Extreme vermoeidheid
Een burn-out wordt meestal omschreven als een werk-gerelateerde psychische aandoening. De oorzaken van een burn-out liggen vaak in het werk of hoe het werk is georganiseerd. Werknemers met een burn-out kunnen te maken krijgen met extreme vermoeidheid. Ze zien bijvoorbeeld als een berg op tegen een werkdag. Ze zijn prikkelbaar, voelen zich gejaagd en kunnen niet meer goed ontspannen. Na een dag werken voelen ze zich volledig uitgeput. Het is alsof de batterij volledig opgebruikt is.
Andere werkhouding
Werknemers in de aanloop naar een burn-out kunnen een afstand tot hun werk ervaren. Ze voelen zich minder betrokken bij hun werkzaamheden dan voorheen. Vaak ontstaat er een vorm van onverschilligheid of zelfs cynisme met betrekking tot de werkomgeving. Terwijl het juist daarvoor sterk betrokken werknemers waren. Tenslotte kan onzekerheid de kop opsteken. Werknemers hebben dan het gevoel op het werk slechter te presteren dan vroeger. Ze voelen zich minder geconcentreerd, hebben het gevoel meer fouten te maken en hun werktempo gaat omlaag. Als deze tekenen zich voordoen, dan moet bij de werknemer zelf en bij de collega’s en leidinggevende een alarmbel afgaan.
Oorzaken van een burn-out
Volgens het wetenschappelijke instituut TNO ontstaat stress op het werk als een werknemer niet de tijd en mogelijkheden krijgt om te voldoen aan zijn of haar functie-eisen. Een andere oorzaak van werkstress zijn conflicten op het werk. De oorzaken van een burn-out kan men aantonen met het zogenoemde job-demands-resources model. Dit model gaat uit van werkeisen (job demands) en hulpbronnen (resources):
Bij werkeisen kun je denken aan ingewikkelde taakeisen en een hoge werkdruk. Bij hulpbronnen kun je denken aan regelmogelijkheden voor de werknemers. Als werkeisen en hulpbronnen met elkaar in balans zijn, dan kan de werknemer goed functioneren. Maar als de medewerker onvoldoende hulpbronnen ter beschikking heeft om aan de werkeisen te voldoen, dan ligt werkstress of zelfs een burn-out op de loer.
Burn-out voorkomen
Het voorkomen van een burn-out is een gezamenlijke verantwoordelijkheid van de werkgever en de werknemer. De werkgever kan kijken naar de werkeisen. Wordt er niet teveel gevraagd van de werknemer, in de zin van te veel werk of te zwaar werk? Een leidinggevende kan het niet altijd zien dus is het zinvol als collega’s de werkdruk regelmatig onderling kunnen bespreken. Andere zaken die meespelen zijn de werksfeer, de fysieke en psychische arbeidsomstandigheden, hygiëne op het werk maar ook de zekerheid of onzekerheid over het voortbestaan van de baan.

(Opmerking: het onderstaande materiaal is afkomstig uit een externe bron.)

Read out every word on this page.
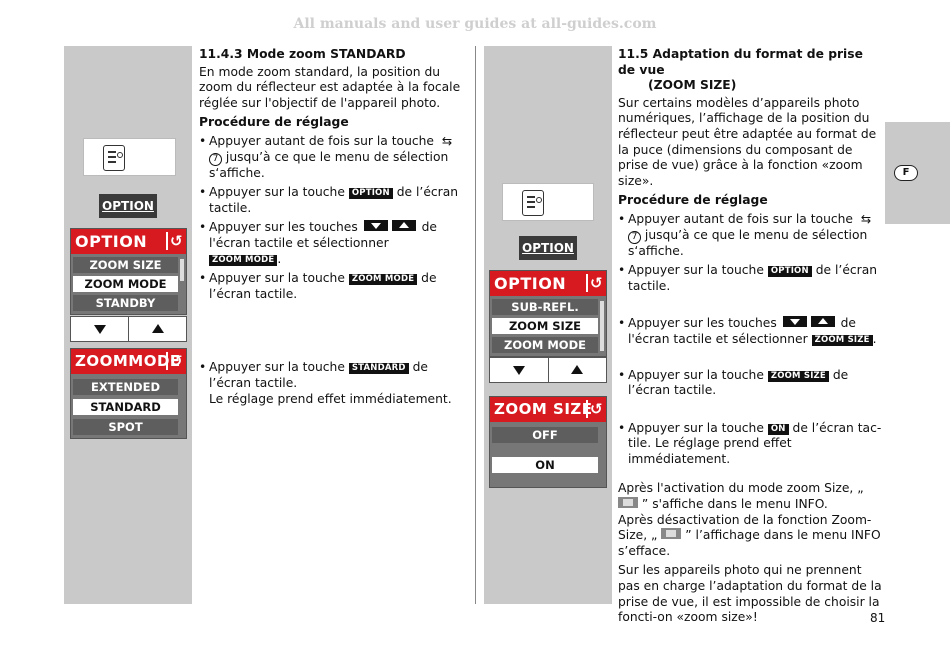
All manuals and user guides at all-guides.com
F
OPTION
OPTION
↺
ZOOM SIZE
ZOOM MODE
STANDBY
ZOOMMODE
↺
EXTENDED
STANDARD
SPOT
OPTION
OPTION
↺
SUB-REFL.
ZOOM SIZE
ZOOM MODE
ZOOM SIZE
↺
OFF
ON
11.4.3 Mode zoom STANDARD
En mode zoom standard, la position du zoom du réflecteur est adaptée à la focale réglée sur l'objectif de l'appareil photo.
Procédure de réglage
• Appuyer autant de fois sur la touche  ⇆ 7 jusqu’à ce que le menu de sélection s‘affiche.
• Appuyer sur la touche OPTION de l’écran tactile.
• Appuyer sur les touches	de l'écran tactile et sélectionner
ZOOM MODE .
• Appuyer sur la touche ZOOM MODE de l’écran tactile.
• Appuyer sur la touche STANDARD de l’écran tactile.
Le réglage prend effet immédiatement.
11.5 Adaptation du format de prise de vue
(ZOOM SIZE)
Sur certains modèles d’appareils photo numériques, l’affichage de la position du réflecteur peut être adaptée au format de la puce (dimensions du composant de prise de vue) grâce à la fonction «zoom size».
Procédure de réglage
• Appuyer autant de fois sur la touche  ⇆ 7 jusqu’à ce que le menu de sélection s‘affiche.
• Appuyer sur la touche OPTION de l’écran tactile.
• Appuyer sur les touches	de l'écran tactile et sélectionner ZOOM SIZE .
• Appuyer sur la touche ZOOM SIZE de l’écran tactile.
• Appuyer sur la touche ON de l’écran tac-tile. Le réglage prend effet immédiatement.
Après l'activation du mode zoom Size, „  ” s'affiche dans le menu INFO.
Après désactivation de la fonction Zoom-Size, „ ” l’affichage dans le menu INFO s’efface.
Sur les appareils photo qui ne prennent pas en charge l’adaptation du format de la prise de vue, il est impossible de choisir la foncti-on «zoom size»!	81
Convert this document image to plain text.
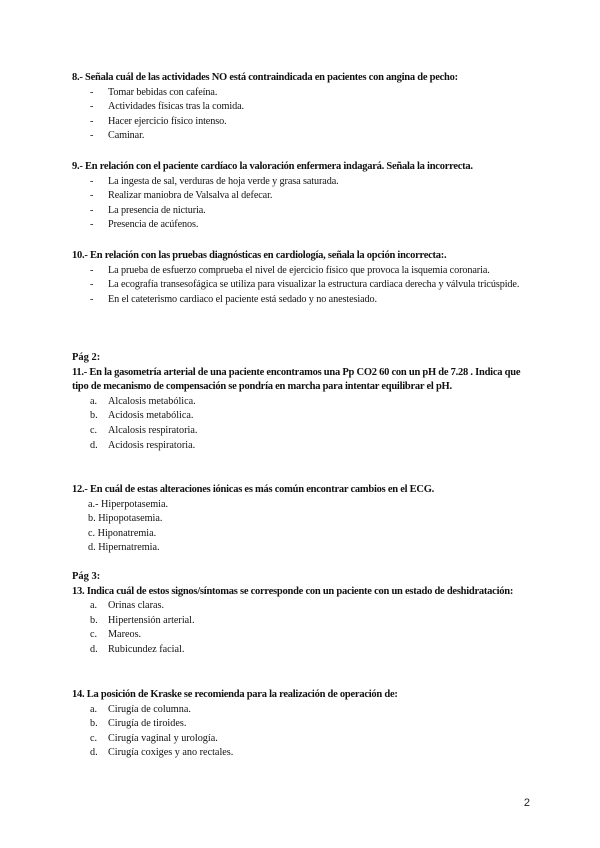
8.- Señala cuál de las actividades NO está contraindicada en pacientes con angina de pecho:
- Tomar bebidas con cafeína.
- Actividades físicas tras la comida.
- Hacer ejercicio físico intenso.
- Caminar.
9.- En relación con el paciente cardíaco la valoración enfermera indagará. Señala la incorrecta.
- La ingesta de sal, verduras de hoja verde y grasa saturada.
- Realizar maniobra de Valsalva al defecar.
- La presencia de nicturia.
- Presencia de acúfenos.
10.- En relación con las pruebas diagnósticas en cardiología, señala la opción incorrecta:.
- La prueba de esfuerzo comprueba el nivel de ejercicio físico que provoca la isquemia coronaria.
- La ecografía transesofágica se utiliza para visualizar la estructura cardiaca derecha y válvula tricúspide.
- En el cateterismo cardiaco el paciente está sedado y no anestesiado.
Pág 2:
11.- En la gasometría arterial de una paciente encontramos una Pp CO2 60 con un pH de 7.28 . Indica que tipo de mecanismo de compensación se pondría en marcha para intentar equilibrar el pH.
a. Alcalosis metabólica.
b. Acidosis metabólica.
c. Alcalosis respiratoria.
d. Acidosis respiratoria.
12.- En cuál de estas alteraciones iónicas es más común encontrar cambios en el ECG.
a.- Hiperpotasemia.
b. Hipopotasemia.
c. Hiponatremia.
d. Hipernatremia.
Pág 3:
13. Indica cuál de estos signos/síntomas se corresponde con un paciente con un estado de deshidratación:
a. Orinas claras.
b. Hipertensión arterial.
c. Mareos.
d. Rubicundez facial.
14. La posición de Kraske se recomienda para la realización de operación de:
a. Cirugía de columna.
b. Cirugía de tiroides.
c. Cirugía vaginal y urología.
d. Cirugía coxiges y ano rectales.
2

Tegenover de werkeisen kan de werkgever zorgen voor goede hulpbronnen. Eén van de belangrijkste factoren die werkplezier verhogen, is de mogelijkheid van de werknemer om het werk zelf in te richten. Hoe groter de autonomie, hoe meer werkplezier. Andere belangrijke factoren zijn: ontwikkelmogelijkheden en ontplooiing, een goede afstemming tussen privé en werk en een passende beloning.
De zorgsector
In de zorgsector is het ziekteverzuim relatief hoog, met name in de VVT en de GGZ. Daar zijn verschillende oorzaken voor te geven.
1) De werkdruk is hoog. Daardoor ontstaat een vicieuze cirkel: door hoge werkdruk vallen medewerkers uit en daardoor wordt de werkdruk op de collega’s nog hoger.
2) De onlogische keuzes die zorgmedewerkers soms moeten maken voor hun cliënten. Vanwege de verschillende financieringsstromen mogen cliënten soms vormen van zorg niet ontvangen omdat het niet in hun pakket past. Daar waar het voor de zorgmedewerker volkomen logisch is om een handeling te verrichten, wordt die handeling verboden op grond van de financiering en de regels. Dit werkt demotiverend.
3) De zorgvraag van de cliënten is zwaarder. Alleen de cliënten met ernstige gezondheidsklachten krijgen nog professionele zorg. De andere, lichtere cliënten vallen terug op de informele zorg uit hun eigen netwerk.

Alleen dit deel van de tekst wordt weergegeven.